I have two grandchildren. One is eighteen months old, the other is six months old. The difficult part is that they’re siblings, a set of Irish twins. This doesn’t happen often anymore, but it was common enough when I was a child.
I’m an old hand at babies, having raised four (including a set of twins) myself. My grandkids are very good children. The elder is a well-controlled wild child. The younger one is temperamentally sweet. They eat well, sleep well enough, and spend a minimum of time fussing.
Still, they’re two infants in radically different stages of development. Yesterday Grace got baby cereal mixed with whipped squash for lunch while Jake had a grilled-cheese-and-spinach sandwich, yogurt and a clementine. I made Jake’s sandwich in steps while spooning Grace’s muck into her. He is a nice boy and he pretended to not notice that lunch was slightly charred.
Grace still takes her bath in the kitchen sink, while Jake is big enough to bathe in the tub. Grace is—as you know if you’ve raised kids—easier to change, since her mobility is more limited. Dressing Jake is like dressing a greased monkey.
They’re growing children so they’re always hungry and thirsty. He has a cup of milk, she has a bottle, and they need changing again.
To tire them out we went to the playground where Gracie watched from her stroller while I chased Jake. We walked around the block. At the end, the most tired person was Grandma, who had just pushed a 60-lb. stroller over broken pavements.
Surely I’d kept them amused the better part of the day. But in fact, only twenty minutes had elapsed.
My daughter and son-in-law have their days programmed as tightly as the engineering systems they work with in their respective offices. Every step is choreographed; there is never much down time. They are chronically sleep-deprived. I empathize because a generation ago that was how I lived, too. That’s how every working parent of a young child lives.

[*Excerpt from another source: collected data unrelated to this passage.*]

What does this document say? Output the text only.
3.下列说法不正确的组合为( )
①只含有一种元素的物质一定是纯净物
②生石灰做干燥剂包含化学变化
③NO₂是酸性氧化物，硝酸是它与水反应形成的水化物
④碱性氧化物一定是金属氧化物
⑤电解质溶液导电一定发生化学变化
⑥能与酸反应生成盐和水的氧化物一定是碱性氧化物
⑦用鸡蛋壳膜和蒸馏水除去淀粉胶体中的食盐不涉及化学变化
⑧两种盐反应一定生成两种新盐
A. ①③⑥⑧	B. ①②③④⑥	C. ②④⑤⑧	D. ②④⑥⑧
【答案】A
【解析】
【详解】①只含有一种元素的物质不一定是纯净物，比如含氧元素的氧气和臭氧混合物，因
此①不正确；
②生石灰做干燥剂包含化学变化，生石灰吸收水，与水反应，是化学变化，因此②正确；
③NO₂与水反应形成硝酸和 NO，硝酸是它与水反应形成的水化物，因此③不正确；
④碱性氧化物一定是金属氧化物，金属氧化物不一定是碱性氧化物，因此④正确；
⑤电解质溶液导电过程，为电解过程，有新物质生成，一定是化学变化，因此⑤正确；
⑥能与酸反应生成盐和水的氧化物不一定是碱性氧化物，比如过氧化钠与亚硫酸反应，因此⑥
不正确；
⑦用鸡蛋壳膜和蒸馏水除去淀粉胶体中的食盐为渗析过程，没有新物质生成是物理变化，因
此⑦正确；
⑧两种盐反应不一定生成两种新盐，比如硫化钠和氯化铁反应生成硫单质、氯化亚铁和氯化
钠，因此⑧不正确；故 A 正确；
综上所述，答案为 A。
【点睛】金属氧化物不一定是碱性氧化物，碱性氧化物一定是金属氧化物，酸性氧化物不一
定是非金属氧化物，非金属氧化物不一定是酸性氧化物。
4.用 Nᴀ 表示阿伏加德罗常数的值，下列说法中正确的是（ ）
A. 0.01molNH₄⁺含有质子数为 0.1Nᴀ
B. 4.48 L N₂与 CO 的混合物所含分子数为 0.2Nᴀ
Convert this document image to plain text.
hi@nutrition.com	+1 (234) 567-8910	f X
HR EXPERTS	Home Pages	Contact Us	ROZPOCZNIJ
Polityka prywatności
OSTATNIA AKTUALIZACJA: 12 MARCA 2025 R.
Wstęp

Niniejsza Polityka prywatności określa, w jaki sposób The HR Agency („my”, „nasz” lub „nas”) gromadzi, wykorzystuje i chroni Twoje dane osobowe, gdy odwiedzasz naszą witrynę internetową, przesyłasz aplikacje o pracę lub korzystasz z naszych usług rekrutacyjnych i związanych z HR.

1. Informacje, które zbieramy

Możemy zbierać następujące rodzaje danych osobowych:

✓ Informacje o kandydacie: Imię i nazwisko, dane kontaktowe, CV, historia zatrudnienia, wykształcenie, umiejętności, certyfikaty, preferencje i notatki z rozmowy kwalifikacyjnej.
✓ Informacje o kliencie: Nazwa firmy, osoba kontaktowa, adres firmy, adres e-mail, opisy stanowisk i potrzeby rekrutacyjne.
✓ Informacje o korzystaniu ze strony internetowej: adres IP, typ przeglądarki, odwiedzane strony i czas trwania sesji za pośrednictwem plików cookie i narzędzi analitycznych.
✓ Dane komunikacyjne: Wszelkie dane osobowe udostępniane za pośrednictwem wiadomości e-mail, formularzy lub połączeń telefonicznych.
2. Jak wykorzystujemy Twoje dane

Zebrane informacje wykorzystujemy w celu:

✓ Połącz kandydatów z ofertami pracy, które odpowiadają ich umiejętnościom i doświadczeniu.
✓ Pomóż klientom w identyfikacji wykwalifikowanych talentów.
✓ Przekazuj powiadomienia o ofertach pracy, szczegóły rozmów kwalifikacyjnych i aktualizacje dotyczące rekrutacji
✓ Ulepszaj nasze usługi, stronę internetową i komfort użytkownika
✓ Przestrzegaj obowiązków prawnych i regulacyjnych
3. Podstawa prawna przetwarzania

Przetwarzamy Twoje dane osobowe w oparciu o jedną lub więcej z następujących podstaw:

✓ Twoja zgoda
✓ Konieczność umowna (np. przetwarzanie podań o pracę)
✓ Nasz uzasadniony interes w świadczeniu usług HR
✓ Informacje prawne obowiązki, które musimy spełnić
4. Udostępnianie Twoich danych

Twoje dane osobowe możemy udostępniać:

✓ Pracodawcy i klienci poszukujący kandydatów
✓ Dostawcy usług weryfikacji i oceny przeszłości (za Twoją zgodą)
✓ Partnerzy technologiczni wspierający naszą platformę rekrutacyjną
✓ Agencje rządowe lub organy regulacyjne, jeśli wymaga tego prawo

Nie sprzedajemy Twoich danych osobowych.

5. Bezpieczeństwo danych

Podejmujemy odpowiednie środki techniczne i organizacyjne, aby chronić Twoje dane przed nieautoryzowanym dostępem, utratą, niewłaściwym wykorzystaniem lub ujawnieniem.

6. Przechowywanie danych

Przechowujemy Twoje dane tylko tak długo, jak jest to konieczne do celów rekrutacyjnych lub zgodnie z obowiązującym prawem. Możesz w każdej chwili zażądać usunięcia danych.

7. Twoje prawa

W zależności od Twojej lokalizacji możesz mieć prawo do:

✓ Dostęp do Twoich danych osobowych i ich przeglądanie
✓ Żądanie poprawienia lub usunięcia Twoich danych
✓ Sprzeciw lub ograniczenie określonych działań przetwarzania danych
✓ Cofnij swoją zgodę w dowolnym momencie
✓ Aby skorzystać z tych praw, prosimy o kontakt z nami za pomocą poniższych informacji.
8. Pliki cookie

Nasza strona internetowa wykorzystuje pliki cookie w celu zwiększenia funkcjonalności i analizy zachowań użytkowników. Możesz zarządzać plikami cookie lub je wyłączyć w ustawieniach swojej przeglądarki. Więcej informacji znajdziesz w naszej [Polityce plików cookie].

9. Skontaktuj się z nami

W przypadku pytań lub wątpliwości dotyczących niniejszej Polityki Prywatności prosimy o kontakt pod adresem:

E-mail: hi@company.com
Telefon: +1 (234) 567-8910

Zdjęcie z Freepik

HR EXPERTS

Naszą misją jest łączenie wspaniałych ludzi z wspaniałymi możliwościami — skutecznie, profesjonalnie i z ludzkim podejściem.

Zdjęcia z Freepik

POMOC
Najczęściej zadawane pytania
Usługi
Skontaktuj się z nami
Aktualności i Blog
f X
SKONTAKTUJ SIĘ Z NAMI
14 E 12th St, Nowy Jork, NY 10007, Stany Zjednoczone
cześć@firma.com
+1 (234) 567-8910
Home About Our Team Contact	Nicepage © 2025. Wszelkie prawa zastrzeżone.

That is not, however, how most parents lived in the past. Until the mid-20th century, all but the poorest of us had either daily maids or live-in help. Historically, women often had economically important roles in production or sales, but they weren’t expected to do that and keep house too.
I’m here helping because my son-in-law is traveling for work, but there are single mothers across this country who do this alone week after week, month after month. Not only do they work incredibly hard, they are also ignored for raises and promotions because their focus is elsewhere.
This is not really gender-specific or limited to single parents, however. Both parents are run ragged in this world of two-earner households. As a friend related yesterday, “I remember working like that, basically 24/7, working after dinner, and doing email before leaving for work. It’s what’s expected these days in technology jobs. Finally we said, ‘let’s not allow work on the weekend.’ That lasted a few weeks.”
All of which comes back around to the Presidential elections and the question of leadership in general. If you want a leader who can juggle multiple tasks, learn on the fly, work incredibly hard and go months and years with no sleep, find a person who has successfully raised his or her own kids (without benefit of full-time nannies) and who has worked while doing so.